ECLI:NL:RVS:2023:465
Raad van State
- Voorlopige voorziening
- Rechtspraak.nl
Voorlopige voorziening in asielzaak tegen staatssecretaris van Justitie en Veiligheid
Op 3 februari 2023 heeft de voorzieningenrechter van de Afdeling bestuursrechtspraak van de Raad van State uitspraak gedaan in een zaak waarin de staatssecretaris van Justitie en Veiligheid een aanvraag van een vreemdeling om een verblijfsvergunning asiel voor bepaalde tijd niet in behandeling had genomen. Dit besluit was genomen op 8 december 2022. De vreemdeling had hiertegen beroep ingesteld bij de rechtbank Den Haag, die op 31 januari 2023 het beroep gegrond verklaarde en het besluit van de staatssecretaris vernietigde. De rechtbank bepaalde dat de staatssecretaris een nieuw besluit op de aanvraag moest nemen met inachtneming van de uitspraak.

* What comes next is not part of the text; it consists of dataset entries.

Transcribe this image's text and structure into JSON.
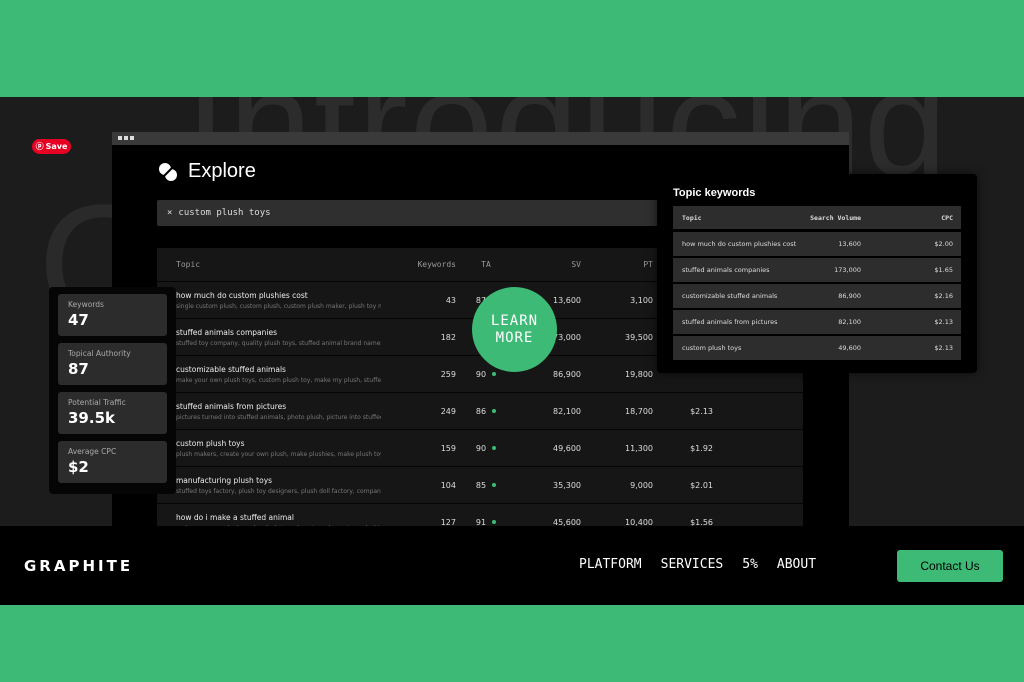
{
  "background": {
    "headline": "Introducing",
    "partial_letter": "O"
  },
  "pinterest": {
    "save_label": "Save"
  },
  "app": {
    "title": "Explore",
    "search": {
      "query": "custom plush toys",
      "clear_icon": "×"
    },
    "table": {
      "headers": [
        "Topic",
        "Keywords",
        "TA",
        "SV",
        "PT"
      ],
      "rows": [
        {
          "topic": "how much do custom plushies cost",
          "sub": "single custom plush, custom plush, custom plush maker, plush toy maker",
          "keywords": "43",
          "ta": "87",
          "sv": "13,600",
          "pt": "3,100",
          "cpc": ""
        },
        {
          "topic": "stuffed animals companies",
          "sub": "stuffed toy company, quality plush toys, stuffed animal brand names, wh...",
          "keywords": "182",
          "ta": "",
          "sv": "173,000",
          "pt": "39,500",
          "cpc": ""
        },
        {
          "topic": "customizable stuffed animals",
          "sub": "make your own plush toys, custom plush toy, make my plush, stuffed ani...",
          "keywords": "259",
          "ta": "90",
          "sv": "86,900",
          "pt": "19,800",
          "cpc": ""
        },
        {
          "topic": "stuffed animals from pictures",
          "sub": "pictures turned into stuffed animals, photo plush, picture into stuffed ani...",
          "keywords": "249",
          "ta": "86",
          "sv": "82,100",
          "pt": "18,700",
          "cpc": "$2.13"
        },
        {
          "topic": "custom plush toys",
          "sub": "plush makers, create your own plush, make plushies, make plush toys",
          "keywords": "159",
          "ta": "90",
          "sv": "49,600",
          "pt": "11,300",
          "cpc": "$1.92"
        },
        {
          "topic": "manufacturing plush toys",
          "sub": "stuffed toys factory, plush toy designers, plush doll factory, companies th...",
          "keywords": "104",
          "ta": "85",
          "sv": "35,300",
          "pt": "9,000",
          "cpc": "$2.01"
        },
        {
          "topic": "how do i make a stuffed animal",
          "sub": "make your own plush, make plush toys, how to make custom plushies, ho...",
          "keywords": "127",
          "ta": "91",
          "sv": "45,600",
          "pt": "10,400",
          "cpc": "$1.56"
        }
      ]
    }
  },
  "cta": {
    "line1": "LEARN",
    "line2": "MORE"
  },
  "stats": [
    {
      "label": "Keywords",
      "value": "47"
    },
    {
      "label": "Topical Authority",
      "value": "87"
    },
    {
      "label": "Potential Traffic",
      "value": "39.5k"
    },
    {
      "label": "Average CPC",
      "value": "$2"
    }
  ],
  "topic_keywords": {
    "title": "Topic keywords",
    "headers": [
      "Topic",
      "Search Volume",
      "CPC"
    ],
    "rows": [
      {
        "topic": "how much do custom plushies cost",
        "sv": "13,600",
        "cpc": "$2.00"
      },
      {
        "topic": "stuffed animals companies",
        "sv": "173,000",
        "cpc": "$1.65"
      },
      {
        "topic": "customizable stuffed animals",
        "sv": "86,900",
        "cpc": "$2.16"
      },
      {
        "topic": "stuffed animals from pictures",
        "sv": "82,100",
        "cpc": "$2.13"
      },
      {
        "topic": "custom plush toys",
        "sv": "49,600",
        "cpc": "$2.13"
      }
    ]
  },
  "nav": {
    "brand": "GRAPHITE",
    "links": [
      "PLATFORM",
      "SERVICES",
      "5%",
      "ABOUT"
    ],
    "contact": "Contact Us"
  },
  "colors": {
    "accent": "#3dba76",
    "pinterest": "#e60023"
  }
}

Tegen deze uitspraak heeft de staatssecretaris hoger beroep ingesteld en verzocht om een voorlopige voorziening. De voorzieningenrechter werd gevraagd om te bepalen dat de staatssecretaris de uitspraak van de rechtbank niet hoeft uit te voeren totdat de Afdeling op het hoger beroep heeft beslist. De voorzieningenrechter heeft, gelet op de aangevoerde belangen, besloten om de voorlopige voorziening te treffen. Dit betekent dat de staatssecretaris geen uitvoering hoeft te geven aan de uitspraak van de rechtbank totdat er een beslissing is genomen in het hoger beroep.
De voorzieningenrechter heeft ook bepaald dat de staatssecretaris geen proceskosten hoeft te vergoeden. De uitspraak is gedaan door mr. A.W.M. Bijloos, in tegenwoordigheid van mr. E. de Groot, griffier, en is openbaar uitgesproken op 3 februari 2023.